On Friday, October 21, 2011, Michael Droettboom <firstname.lastname@example.org> wrote:
> On 10/21/2011 09:49 AM, Daniel Hyams wrote:
>> All sounds reasonable Mike; I do agree that patching the agg source
>> code is not that desirable; I was operating under the (incorrect)
>> assumption that most, if not all, backends used straight alpha.
>> I'll certainly test the patch tonight, but I can only test it under
>> wxAgg reasonably, which is one of the backends that expects straight
>> alpha as far as I know.
>> The "loss in picture detail" comment was just discomfort with the fact
>> that once the alphas are premultiplied in, there is not an exact
>> reverse transformation to get your original color back. In googling
>> around to better explain here, I found this, which is a much more in
>> depth and better explanation than what I would have come up with:
>> The crux is here:
>>> An example: when you set the alpha value of a pixel to 16 all color values will be multiplied with
>>> a factor of 16/256 = 0.0625. So a gray pixel of 128 will become 128 * 0.0625 = 8, a darker pixel
>>> of 64 will become 64 * 0.0625 = 4. But a slightly lighter pixel of maybe 67 will become 67 *
>>> 0.0625 = 4.1875 - yet there are no decimals in integer pixels which means it will also become
>>> 4. The effect that you will get posterization - setting your alpha channel to 8 means that you
>>> also reduce your color channels to 8 levels, this means instead = 256*256*256 different colors
>>> you will end up with a maximum of 8*8*8 = 512 different colors.

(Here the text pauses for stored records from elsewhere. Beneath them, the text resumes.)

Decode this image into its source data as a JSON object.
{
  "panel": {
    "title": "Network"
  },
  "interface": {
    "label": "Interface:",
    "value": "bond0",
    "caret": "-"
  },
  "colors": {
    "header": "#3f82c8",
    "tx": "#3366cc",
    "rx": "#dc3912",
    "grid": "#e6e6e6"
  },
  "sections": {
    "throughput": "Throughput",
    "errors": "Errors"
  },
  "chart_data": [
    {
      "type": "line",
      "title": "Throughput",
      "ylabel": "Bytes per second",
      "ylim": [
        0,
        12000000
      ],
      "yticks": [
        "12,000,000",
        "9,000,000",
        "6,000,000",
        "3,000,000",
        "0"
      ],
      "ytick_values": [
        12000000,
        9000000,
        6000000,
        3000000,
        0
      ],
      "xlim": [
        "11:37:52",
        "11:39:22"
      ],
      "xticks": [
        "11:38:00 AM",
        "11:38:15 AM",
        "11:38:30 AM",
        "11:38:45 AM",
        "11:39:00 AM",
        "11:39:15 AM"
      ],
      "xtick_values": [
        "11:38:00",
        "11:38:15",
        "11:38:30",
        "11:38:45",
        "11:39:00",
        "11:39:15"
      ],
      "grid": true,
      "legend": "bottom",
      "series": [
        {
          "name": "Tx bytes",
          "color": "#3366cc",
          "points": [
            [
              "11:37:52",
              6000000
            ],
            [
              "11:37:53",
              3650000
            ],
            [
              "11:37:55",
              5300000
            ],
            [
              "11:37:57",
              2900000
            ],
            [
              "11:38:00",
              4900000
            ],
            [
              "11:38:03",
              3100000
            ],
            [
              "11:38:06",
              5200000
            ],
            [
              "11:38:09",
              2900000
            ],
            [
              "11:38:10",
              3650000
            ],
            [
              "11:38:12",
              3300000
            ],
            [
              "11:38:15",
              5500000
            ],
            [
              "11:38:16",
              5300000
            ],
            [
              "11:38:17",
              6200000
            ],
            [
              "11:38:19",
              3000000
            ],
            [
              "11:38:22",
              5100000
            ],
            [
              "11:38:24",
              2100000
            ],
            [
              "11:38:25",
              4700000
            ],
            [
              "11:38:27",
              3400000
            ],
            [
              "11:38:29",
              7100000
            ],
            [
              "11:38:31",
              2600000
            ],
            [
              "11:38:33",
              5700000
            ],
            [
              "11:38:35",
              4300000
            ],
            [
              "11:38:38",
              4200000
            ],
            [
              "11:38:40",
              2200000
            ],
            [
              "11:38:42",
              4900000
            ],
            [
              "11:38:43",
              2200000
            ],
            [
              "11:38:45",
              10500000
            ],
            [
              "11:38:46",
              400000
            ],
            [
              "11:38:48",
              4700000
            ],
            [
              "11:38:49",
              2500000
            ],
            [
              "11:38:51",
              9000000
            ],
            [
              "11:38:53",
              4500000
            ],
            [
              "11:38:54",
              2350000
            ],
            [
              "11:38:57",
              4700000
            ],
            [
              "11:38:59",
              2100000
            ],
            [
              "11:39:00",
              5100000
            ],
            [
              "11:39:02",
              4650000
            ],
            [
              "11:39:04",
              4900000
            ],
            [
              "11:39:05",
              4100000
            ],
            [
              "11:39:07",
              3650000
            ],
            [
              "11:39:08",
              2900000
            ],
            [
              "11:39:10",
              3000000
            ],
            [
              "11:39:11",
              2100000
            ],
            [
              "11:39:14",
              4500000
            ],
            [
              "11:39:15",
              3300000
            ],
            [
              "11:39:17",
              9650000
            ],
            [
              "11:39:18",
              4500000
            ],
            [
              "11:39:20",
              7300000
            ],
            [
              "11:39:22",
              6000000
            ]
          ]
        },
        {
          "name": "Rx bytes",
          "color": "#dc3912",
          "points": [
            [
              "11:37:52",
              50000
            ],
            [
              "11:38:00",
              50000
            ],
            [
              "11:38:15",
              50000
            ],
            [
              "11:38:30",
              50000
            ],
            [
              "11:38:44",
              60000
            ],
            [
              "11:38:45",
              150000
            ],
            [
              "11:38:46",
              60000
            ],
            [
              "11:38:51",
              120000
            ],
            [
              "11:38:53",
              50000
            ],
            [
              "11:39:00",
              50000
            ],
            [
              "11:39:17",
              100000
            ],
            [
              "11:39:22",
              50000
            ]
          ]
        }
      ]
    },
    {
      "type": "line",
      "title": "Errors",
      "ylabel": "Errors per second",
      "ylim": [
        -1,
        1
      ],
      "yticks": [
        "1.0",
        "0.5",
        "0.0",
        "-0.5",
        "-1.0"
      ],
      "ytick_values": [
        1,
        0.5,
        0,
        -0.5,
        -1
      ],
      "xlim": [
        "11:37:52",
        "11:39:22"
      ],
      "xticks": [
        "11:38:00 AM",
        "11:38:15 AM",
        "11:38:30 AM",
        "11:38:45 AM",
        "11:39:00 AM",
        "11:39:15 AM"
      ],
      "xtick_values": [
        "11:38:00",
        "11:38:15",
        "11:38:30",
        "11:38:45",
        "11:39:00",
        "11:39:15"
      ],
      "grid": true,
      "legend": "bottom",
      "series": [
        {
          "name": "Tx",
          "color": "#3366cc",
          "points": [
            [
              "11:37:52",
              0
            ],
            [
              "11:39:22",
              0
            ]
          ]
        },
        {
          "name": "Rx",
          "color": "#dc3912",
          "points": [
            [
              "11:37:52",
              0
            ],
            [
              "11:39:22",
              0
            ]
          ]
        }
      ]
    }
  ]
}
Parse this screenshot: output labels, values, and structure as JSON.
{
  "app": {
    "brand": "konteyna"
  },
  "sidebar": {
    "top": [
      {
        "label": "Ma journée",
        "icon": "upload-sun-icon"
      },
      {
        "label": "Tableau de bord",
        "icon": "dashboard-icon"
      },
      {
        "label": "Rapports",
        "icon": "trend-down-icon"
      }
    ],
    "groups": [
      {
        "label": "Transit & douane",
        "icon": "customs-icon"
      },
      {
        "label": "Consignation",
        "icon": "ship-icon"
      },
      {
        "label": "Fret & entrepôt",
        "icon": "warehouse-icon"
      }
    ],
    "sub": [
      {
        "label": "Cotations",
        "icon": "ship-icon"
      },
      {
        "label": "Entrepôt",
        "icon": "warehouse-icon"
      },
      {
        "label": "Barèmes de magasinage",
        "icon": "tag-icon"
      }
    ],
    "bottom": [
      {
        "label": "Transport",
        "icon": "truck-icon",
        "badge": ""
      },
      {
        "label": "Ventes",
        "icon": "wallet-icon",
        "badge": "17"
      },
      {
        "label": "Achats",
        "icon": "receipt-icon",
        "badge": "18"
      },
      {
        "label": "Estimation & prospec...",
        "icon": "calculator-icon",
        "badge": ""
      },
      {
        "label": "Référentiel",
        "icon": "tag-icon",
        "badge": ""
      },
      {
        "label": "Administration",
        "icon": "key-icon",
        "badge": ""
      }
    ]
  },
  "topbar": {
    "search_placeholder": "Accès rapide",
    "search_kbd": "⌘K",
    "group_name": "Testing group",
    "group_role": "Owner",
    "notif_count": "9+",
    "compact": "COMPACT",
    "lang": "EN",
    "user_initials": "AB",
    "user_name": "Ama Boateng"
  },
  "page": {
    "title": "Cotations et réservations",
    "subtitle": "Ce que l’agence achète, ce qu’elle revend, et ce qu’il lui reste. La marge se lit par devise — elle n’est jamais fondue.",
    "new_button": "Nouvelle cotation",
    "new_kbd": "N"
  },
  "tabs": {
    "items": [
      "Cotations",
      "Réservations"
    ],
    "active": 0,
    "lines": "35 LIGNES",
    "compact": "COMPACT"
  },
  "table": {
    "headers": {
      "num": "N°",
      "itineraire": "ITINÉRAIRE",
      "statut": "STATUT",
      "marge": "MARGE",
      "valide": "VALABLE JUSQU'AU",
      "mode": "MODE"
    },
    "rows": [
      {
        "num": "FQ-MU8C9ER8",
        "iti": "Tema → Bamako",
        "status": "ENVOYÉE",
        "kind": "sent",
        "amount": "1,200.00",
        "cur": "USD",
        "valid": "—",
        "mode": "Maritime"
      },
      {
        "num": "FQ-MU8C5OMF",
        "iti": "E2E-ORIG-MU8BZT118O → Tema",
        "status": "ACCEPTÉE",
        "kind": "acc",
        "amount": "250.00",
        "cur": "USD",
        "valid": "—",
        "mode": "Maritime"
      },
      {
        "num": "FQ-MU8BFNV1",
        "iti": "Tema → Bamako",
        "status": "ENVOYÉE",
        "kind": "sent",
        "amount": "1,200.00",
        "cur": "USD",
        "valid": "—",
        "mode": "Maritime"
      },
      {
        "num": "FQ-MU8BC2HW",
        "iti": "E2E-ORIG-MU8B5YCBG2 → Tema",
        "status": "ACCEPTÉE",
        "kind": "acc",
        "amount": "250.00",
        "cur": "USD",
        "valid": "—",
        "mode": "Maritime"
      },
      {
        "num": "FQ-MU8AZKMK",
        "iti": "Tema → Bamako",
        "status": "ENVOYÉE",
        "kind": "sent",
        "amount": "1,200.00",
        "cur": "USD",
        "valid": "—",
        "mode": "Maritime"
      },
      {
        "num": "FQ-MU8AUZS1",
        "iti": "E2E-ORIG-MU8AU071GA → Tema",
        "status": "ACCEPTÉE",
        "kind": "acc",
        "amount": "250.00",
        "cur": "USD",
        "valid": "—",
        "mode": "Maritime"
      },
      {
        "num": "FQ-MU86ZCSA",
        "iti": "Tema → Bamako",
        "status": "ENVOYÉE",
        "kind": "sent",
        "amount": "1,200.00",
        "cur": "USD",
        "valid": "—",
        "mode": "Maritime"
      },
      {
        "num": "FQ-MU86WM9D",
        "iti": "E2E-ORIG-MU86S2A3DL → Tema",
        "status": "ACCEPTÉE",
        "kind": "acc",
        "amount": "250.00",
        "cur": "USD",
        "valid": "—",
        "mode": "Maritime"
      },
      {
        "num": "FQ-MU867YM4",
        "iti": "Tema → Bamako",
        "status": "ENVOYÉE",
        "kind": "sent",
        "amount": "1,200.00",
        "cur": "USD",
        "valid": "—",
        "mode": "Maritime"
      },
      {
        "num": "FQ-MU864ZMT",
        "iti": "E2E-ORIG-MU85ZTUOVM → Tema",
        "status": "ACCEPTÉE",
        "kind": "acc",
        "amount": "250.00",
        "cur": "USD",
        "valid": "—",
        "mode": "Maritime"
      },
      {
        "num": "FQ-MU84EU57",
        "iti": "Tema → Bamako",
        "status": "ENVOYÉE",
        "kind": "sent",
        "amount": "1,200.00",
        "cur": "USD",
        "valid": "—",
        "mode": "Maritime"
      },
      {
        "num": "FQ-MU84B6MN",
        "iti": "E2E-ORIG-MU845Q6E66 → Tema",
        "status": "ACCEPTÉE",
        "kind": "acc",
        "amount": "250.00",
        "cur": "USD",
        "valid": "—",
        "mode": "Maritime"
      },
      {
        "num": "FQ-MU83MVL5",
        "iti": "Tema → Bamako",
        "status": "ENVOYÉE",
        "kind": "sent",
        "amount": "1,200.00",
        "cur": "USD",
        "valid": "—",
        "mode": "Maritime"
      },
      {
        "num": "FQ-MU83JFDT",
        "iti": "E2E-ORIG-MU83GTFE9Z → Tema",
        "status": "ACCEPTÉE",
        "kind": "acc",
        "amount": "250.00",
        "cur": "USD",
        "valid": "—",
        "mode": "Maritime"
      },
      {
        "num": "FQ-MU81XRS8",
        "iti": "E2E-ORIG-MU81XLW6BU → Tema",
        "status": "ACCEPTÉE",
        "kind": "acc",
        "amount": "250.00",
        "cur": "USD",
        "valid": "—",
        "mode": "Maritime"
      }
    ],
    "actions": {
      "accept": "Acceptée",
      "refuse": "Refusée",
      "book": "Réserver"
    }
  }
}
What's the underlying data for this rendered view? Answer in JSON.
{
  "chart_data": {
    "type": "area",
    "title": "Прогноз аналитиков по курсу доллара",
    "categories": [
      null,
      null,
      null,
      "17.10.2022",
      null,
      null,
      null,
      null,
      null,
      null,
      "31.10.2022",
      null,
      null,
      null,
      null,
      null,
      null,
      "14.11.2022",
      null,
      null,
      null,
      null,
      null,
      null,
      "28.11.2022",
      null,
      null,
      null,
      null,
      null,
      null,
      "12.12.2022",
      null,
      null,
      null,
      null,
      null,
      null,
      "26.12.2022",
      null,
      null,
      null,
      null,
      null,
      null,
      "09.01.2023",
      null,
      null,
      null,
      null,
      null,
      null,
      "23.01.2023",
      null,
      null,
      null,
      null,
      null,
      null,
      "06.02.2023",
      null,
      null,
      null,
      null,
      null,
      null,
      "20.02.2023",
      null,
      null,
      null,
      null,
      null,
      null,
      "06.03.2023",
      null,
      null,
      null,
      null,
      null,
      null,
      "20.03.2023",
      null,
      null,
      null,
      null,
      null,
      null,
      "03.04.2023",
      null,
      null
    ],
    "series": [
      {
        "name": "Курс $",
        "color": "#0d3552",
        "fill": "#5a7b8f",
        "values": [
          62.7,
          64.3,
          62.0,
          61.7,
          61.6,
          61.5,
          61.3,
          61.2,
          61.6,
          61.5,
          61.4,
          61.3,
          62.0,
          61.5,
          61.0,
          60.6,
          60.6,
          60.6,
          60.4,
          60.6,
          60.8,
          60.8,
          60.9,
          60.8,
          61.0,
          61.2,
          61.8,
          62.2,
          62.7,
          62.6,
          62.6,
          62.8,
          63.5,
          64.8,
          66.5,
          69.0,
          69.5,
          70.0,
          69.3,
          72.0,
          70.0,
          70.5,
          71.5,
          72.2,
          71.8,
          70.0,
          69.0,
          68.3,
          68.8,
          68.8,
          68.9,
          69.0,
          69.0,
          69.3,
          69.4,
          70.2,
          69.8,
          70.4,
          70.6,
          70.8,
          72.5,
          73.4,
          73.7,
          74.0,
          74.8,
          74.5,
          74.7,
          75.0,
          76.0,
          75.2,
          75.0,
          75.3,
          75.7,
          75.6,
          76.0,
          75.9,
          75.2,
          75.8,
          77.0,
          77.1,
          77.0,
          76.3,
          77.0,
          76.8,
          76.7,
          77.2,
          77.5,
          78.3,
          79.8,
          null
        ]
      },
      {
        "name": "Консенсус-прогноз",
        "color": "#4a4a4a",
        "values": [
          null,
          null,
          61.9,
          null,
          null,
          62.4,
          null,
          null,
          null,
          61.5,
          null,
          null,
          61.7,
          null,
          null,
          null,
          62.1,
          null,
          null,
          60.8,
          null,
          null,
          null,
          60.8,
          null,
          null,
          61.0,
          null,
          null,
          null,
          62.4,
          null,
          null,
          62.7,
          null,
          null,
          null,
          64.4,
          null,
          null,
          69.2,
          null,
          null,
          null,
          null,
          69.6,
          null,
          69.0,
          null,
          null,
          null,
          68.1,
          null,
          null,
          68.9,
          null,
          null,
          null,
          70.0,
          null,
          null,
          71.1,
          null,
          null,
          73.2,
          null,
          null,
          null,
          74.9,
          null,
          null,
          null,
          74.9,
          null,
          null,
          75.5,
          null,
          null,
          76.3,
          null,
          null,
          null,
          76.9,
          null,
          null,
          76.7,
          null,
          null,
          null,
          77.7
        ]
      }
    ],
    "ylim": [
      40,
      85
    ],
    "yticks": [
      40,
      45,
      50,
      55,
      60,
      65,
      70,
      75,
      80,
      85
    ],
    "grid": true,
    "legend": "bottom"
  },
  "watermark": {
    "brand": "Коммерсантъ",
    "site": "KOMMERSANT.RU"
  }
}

>> One might argue that the loss of color information is not that
>> crucial, because for very low alpha (where the problem is most
>> pronounced), the image is almost invisible anyway... so it won't
>> matter. That's true, but what if I want to (for whatever reason) take
>> the image's pixels again, before draw, and boost the alpha up again?
>> What I'll get is a posterized mess. So, I'm still of the opinion that
>> patching agg in this situation might be the best solution to this.
>> This way, straight alphas are used throughout, and for backends that
>> require premultiplied alpha, the alpha can be premultiplied in at the
>> latest possible moment.
> Thanks for clarifying. I understand what you're saying now. I think
> what we want to do is store the unmultiplied alpha as a "canonical"
> version of the image, and premultiply a copy (or use some C++ iterator
> magic to avoid the copy) right before sending it off to Agg. Then the
> alpha can be fully "tweakable" at runtime.
> I'll try to tackle this problem, as well as the problem that set_alpha
> simply doesn't work, at the same time when I get a chance (or patches
> are always welcome, of course :).
This idea is sort of along the same vein of the idea that I have been having for unifying the colors framework and allowing for transforms to be performed upon access of the colors. If you think about it, the issue of different backends wanting different information can be dealt with by having a transform that returns pre multiplied alphas and another that returns straight alphas. The backends can then solely the desired transform that it expects.
I guess the question is whether the transformation step should be generalized at the python level, or specialized down at the python/c++ boundary.
I really wish I had more time this semester to try and come up with a proof of concept.
P.S. - I had also noticed alpha-blending issues before (and asked about it), but I ended up convincing myself (apparently wrongly) that it was correct.